Embora o frio tivesse parado, um vento gelado persistia. Enquanto seu cabelo roxo flutuava sob aquele vento, as costas de Evelyn estavam voltadas para a minha direção enquanto ela limpava silenciosamente uma das estátuas à sua frente. Olhando além dela, pude ver centenas, senão milhares, de estátuas diferentes, todas alinhadas ordenadamente enquanto ela as limpava em silêncio.

Parando, meus lábios se abriram, mas sua voz carregou pelo ar antes mesmo que eu pudesse soltar minhas palavras.

"Você deveria estar descansando."

Será que ela me ouviu?

Evelyn falou sem olhar para trás.

"Seu corpo ainda não está em boas condições. Se você se esforçar, há o risco de se ferir. Por enquanto, o frio não retornará.
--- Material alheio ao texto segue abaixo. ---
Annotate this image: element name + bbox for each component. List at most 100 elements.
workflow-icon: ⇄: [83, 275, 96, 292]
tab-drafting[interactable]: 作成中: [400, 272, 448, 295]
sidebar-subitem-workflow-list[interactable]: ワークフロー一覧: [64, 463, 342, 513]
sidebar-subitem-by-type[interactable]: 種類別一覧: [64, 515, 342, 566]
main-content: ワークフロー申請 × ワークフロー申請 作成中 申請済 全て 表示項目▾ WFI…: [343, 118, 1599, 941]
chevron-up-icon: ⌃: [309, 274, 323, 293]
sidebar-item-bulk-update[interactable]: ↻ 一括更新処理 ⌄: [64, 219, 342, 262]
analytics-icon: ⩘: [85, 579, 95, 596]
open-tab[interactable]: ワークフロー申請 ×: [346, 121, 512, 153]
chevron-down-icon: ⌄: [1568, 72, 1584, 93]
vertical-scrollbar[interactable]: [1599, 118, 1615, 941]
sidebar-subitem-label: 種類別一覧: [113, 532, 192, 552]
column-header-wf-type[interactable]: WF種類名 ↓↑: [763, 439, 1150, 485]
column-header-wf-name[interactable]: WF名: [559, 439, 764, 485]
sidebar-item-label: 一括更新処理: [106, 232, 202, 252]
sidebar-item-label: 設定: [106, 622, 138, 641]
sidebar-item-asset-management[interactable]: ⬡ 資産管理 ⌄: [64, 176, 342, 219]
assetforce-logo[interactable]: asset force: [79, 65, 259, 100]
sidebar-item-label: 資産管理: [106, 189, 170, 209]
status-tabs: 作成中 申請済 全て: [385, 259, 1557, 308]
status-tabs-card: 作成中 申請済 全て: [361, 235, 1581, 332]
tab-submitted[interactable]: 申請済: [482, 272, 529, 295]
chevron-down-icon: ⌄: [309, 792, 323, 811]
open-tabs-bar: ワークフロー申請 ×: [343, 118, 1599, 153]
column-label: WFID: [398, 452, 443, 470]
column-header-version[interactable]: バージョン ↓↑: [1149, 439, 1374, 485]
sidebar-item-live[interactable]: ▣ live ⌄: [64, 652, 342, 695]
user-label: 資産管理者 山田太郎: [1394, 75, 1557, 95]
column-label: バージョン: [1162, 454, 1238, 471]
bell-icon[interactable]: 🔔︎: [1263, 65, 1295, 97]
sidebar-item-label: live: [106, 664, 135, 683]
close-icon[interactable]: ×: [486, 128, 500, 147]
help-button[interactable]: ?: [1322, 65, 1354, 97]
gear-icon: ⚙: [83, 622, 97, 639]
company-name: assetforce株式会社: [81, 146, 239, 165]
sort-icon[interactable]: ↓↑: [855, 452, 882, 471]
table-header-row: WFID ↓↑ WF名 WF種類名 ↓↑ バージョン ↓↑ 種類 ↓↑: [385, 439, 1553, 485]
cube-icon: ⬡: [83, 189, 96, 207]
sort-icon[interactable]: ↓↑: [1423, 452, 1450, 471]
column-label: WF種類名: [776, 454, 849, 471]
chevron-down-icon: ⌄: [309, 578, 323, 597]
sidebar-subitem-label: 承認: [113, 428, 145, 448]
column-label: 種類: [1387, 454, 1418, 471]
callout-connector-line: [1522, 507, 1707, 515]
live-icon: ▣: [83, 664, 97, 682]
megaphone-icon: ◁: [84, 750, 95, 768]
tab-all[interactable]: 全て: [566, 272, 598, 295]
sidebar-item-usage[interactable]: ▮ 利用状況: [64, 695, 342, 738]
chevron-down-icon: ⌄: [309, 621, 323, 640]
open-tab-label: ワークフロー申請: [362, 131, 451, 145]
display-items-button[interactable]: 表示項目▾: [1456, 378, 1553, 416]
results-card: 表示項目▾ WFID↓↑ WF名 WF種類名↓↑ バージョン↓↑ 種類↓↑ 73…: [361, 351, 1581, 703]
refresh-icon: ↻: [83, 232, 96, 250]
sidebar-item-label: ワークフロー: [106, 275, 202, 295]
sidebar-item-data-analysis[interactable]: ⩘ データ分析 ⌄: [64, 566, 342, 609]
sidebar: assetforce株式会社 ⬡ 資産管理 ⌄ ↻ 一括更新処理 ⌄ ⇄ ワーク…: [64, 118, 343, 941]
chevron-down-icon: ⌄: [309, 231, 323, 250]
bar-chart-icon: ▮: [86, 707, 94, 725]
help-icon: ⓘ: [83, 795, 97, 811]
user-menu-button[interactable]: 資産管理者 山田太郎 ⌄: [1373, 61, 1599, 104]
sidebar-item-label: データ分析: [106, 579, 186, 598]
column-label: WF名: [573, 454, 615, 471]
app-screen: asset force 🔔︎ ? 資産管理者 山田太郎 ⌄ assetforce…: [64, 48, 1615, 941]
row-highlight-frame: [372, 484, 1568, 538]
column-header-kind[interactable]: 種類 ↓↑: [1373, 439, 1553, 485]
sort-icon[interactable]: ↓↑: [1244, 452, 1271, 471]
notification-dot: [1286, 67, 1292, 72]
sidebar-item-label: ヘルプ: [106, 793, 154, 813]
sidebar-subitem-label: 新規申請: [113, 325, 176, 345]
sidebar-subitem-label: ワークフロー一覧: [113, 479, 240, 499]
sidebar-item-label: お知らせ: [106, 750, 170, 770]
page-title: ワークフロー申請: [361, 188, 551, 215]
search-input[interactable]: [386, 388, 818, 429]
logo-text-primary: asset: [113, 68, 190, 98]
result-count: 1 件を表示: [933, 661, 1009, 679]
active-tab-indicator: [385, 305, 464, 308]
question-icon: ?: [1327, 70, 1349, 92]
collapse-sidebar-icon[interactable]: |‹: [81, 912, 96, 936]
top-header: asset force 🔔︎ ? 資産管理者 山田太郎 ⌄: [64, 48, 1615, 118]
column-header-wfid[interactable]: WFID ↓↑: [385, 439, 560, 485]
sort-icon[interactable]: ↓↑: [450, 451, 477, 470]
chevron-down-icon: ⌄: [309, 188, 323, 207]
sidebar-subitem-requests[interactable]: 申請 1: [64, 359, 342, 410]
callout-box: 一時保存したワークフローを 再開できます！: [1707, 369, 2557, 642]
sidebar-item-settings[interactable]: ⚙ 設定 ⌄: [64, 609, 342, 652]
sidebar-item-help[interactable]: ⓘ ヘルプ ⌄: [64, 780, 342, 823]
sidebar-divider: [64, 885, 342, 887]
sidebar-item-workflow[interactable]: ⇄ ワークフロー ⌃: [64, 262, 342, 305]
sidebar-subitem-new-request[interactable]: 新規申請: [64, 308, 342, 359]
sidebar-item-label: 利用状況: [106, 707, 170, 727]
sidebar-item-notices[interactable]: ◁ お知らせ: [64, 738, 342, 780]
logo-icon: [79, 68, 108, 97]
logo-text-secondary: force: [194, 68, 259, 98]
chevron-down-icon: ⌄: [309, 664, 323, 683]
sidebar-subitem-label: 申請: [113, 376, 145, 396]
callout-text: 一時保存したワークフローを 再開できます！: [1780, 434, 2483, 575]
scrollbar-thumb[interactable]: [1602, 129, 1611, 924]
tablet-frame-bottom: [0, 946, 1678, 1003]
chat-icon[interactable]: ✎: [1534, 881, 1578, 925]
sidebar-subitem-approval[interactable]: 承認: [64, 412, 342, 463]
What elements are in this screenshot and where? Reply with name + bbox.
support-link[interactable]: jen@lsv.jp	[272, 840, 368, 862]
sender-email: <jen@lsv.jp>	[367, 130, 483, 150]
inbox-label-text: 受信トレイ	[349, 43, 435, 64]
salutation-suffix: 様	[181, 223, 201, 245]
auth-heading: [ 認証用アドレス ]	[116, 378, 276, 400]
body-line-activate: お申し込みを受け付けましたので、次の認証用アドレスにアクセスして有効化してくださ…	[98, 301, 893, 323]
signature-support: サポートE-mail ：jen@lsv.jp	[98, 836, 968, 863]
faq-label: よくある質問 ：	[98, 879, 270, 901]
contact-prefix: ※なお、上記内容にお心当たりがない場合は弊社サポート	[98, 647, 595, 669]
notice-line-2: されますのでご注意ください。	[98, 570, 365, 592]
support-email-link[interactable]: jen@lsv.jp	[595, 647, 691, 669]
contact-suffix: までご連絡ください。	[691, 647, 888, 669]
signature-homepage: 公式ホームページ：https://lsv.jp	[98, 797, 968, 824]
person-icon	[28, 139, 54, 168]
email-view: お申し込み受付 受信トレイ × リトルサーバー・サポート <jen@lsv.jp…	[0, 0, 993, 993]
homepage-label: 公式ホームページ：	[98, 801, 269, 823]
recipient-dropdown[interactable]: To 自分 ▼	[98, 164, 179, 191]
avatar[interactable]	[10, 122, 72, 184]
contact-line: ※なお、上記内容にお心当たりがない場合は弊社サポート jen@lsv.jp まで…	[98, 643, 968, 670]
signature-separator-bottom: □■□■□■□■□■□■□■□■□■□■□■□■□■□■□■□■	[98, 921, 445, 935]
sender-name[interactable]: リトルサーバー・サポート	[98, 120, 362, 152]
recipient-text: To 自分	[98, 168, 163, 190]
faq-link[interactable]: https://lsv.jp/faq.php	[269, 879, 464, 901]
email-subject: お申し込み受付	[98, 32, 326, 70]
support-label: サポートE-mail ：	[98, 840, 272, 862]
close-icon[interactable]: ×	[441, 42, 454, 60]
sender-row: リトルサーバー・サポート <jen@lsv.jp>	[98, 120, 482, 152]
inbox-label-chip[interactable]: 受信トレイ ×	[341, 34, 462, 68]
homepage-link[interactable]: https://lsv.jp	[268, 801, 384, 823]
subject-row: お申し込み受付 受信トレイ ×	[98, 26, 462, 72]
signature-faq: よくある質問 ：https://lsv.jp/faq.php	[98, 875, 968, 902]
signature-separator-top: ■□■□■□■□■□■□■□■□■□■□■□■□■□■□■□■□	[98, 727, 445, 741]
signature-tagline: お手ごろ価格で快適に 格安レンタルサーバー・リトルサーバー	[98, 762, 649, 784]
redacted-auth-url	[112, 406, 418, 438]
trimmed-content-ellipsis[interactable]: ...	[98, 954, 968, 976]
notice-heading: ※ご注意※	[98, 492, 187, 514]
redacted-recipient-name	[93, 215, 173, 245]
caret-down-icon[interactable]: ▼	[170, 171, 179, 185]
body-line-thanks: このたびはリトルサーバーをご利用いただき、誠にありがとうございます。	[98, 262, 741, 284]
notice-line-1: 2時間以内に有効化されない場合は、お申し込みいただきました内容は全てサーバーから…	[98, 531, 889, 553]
Pode voltar mais tarde, mas não será tão agressivo quanto o que experimentamos."

"..."

A voz de Evelyn estava calma.

Ela permaneceu assim enquanto falava.

"Se você está preocupado comigo, não deveria. Eu estou bem."

Mentirosa.

"...Ah, droga."

Evelyn também pareceu perceber, pois seus movimentos pararam.

"Você e sua maldita magia emotiva."

O ressentimento pairava em sua voz enquanto ela mantinha o olhar longe de mim, sua mão finalmente começando a tremer enquanto mantinha as costas voltadas para a minha direção.

"É... irritante, sabe? Quando você simplesmente investiga as emoções das outras pessoas, mesmo quando elas claramente não querem ser incomodadas. Eu... estou bem, então vá embora. Quero ficar sozinha. Estou cansada."

"....."

"Seu intrometido dos infernos."

"....."

"Eu salvei você, então por que você ainda me irrita? Por que está me incomodando? Eu... fiz o meu trabalho. Pelo menos me dê esse crédito. Eu..."

Crunch—

As palavras de Evelyn pararam ao ouvir o som da neve crocante sob meus passos enquanto eu me aproximava dela.

Seus ombros tremeram levemente enquanto seu cabelo roxo flutuava ao vento e, quando finalmente cheguei ao lado dela, olhei para as figuras que ela estava limpando.

"....."

O corpo de Evelyn tremeu ainda mais, seus lábios trêmulos junto com seu corpo.

"....Eu... Eu f-falhei."

Penelope. Ilyen. Velar. Chloe. Reginald. Velho Sal.

Eu os reconheci todos.

"Eu... não consegui salvar ninguém. Mesmo que eles já tivessem ido embora, eu ainda... eu..."

Levando a mão ao rosto, Evelyn começou a soluçar enquanto as lágrimas escorriam por sua face.

"...Eu queria... mostrar a eles o v-verão."

Sua voz de partir o coração pairava no ar, assim como o frio.

Mas, diferente do frio...

Suas palavras pareciam muito mais penetrantes.


[1] - Ser Exterior: Uma entidade de poder cósmico ou extraplanar, frequentemente descrita como incompreensível para seres mortais.